In the first episode, a Hungarian countess who’d been consulting our Freudian friend Dr Max Liebermann was found dead in the bath.  It was initially thought that she’d taken her own life, but it then turned out that she’d been poisoned.  Max had discovered that she had a son who’d been sent to an asylum in childhood due to his bad behaviour and, once he’d found out that it was murder, assumed that it was the son whodunnit.  He tried to arrange a meeting with the son, but the son planned to murder him … but ended up mistakenly murdering a mugger who’d stolen Max’s coat.  Is everyone with this so far?

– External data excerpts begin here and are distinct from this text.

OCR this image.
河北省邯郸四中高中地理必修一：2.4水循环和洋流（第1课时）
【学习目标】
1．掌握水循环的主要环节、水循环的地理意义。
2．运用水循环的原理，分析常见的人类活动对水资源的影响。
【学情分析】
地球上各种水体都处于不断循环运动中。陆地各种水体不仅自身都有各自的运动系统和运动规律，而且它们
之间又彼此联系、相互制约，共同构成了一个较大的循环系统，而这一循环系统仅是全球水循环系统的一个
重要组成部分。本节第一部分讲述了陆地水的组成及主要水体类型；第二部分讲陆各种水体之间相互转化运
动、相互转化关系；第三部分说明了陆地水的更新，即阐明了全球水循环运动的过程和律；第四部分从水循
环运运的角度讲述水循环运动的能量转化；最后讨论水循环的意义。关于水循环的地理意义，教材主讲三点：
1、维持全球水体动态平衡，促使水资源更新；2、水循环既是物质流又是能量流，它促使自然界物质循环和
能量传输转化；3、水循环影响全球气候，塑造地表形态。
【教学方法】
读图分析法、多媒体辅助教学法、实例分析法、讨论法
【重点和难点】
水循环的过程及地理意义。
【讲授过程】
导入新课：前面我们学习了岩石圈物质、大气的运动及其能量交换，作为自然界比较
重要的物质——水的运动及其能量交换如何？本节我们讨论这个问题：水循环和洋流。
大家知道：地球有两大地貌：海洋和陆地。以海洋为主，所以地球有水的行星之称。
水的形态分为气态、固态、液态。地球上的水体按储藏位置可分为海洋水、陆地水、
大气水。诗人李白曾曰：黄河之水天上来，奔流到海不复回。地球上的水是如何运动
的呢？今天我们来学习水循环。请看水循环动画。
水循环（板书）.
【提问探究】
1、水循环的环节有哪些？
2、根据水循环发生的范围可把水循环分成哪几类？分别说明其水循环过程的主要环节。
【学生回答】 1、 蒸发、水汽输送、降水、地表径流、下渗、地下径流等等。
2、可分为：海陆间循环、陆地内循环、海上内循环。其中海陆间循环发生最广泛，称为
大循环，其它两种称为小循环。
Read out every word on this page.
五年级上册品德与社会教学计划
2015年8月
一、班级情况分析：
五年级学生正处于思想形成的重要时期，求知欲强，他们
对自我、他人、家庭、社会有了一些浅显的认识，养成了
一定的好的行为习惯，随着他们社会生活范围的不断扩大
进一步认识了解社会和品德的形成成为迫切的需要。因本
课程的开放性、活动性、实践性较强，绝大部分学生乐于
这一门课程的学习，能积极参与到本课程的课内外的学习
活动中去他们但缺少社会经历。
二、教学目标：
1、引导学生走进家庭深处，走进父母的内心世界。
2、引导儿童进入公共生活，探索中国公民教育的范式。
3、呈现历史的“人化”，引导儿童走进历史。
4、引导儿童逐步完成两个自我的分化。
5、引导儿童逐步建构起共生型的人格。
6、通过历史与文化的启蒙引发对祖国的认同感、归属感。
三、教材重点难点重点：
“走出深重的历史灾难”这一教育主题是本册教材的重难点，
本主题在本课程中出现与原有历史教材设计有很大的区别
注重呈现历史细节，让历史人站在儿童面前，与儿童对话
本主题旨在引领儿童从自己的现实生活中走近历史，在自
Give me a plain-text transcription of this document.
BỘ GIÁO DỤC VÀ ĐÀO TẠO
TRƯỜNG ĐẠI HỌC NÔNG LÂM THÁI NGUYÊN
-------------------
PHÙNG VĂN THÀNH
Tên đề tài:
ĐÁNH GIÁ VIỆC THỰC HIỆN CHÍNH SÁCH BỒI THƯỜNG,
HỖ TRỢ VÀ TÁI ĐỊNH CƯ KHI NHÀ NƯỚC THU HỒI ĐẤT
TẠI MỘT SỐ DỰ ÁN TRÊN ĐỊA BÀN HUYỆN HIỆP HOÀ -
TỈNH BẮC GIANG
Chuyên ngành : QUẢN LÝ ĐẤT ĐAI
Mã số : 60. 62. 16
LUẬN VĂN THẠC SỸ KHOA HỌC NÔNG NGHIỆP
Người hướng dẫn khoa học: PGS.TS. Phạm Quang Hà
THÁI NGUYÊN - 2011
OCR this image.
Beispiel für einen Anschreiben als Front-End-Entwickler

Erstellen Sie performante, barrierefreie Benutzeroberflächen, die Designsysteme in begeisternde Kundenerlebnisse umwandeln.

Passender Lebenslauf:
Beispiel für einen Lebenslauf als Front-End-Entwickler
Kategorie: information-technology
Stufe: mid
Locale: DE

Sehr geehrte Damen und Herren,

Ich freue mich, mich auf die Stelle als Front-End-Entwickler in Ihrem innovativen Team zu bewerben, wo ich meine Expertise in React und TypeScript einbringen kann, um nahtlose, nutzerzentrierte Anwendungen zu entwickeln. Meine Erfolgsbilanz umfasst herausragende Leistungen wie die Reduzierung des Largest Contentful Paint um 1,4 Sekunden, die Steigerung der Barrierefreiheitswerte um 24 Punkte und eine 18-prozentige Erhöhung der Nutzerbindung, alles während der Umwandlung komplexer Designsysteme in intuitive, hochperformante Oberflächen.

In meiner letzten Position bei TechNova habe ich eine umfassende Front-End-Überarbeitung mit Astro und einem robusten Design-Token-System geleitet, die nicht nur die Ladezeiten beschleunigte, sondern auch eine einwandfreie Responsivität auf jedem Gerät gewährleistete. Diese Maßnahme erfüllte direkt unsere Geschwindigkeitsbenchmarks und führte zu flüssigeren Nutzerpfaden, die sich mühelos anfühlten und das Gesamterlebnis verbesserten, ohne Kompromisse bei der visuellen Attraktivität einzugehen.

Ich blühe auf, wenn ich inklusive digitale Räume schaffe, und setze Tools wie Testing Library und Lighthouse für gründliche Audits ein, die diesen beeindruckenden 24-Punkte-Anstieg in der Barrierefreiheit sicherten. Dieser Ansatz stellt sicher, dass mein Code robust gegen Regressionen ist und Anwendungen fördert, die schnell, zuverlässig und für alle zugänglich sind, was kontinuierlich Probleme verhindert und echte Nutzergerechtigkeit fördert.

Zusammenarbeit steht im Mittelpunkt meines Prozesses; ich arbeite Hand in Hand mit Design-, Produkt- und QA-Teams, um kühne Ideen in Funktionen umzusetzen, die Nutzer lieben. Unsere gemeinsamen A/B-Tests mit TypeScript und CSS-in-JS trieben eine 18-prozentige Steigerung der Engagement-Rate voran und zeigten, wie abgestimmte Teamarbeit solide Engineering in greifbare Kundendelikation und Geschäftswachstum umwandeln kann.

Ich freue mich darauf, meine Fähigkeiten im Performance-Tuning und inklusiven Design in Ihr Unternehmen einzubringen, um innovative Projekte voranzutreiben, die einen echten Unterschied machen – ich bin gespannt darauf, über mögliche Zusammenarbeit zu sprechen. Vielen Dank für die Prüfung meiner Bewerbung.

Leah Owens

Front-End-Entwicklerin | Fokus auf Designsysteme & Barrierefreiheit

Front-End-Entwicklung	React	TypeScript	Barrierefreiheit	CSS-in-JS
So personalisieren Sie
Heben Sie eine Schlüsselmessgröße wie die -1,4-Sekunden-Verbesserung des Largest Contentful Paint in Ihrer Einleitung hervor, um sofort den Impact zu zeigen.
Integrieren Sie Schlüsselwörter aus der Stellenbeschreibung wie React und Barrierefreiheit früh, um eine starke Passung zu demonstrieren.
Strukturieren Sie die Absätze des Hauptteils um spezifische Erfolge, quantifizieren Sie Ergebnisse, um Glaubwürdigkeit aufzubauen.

The son insisted that he wasn’t the murderer.  The plot thickened.  So was it actually the countess’s young male companion who’d done her in, in the hope of getting her money?  No.  Further investigations suggested that the countess had been poisoned by accident, and that the poison had actually been intended for her male companion.  Who’d been discharged from the Imperial Army for being gay, and was only hanging around with the countess as a cover, whilst she was presumably hanging around with him because she saw him as a substitute son.  His boyfriend, a rank and file soldier with no officer mates to protect him, had taken his own life, and the killer was the boyfriend’s mum.  Who then turned up and shot him.  Then shot herself.  Do keep up.

So four people ended up dead, included the mugger, who’d probably only been after a warm coat.

I know it sounds absolutely ridiculous.  But it was actually rather good.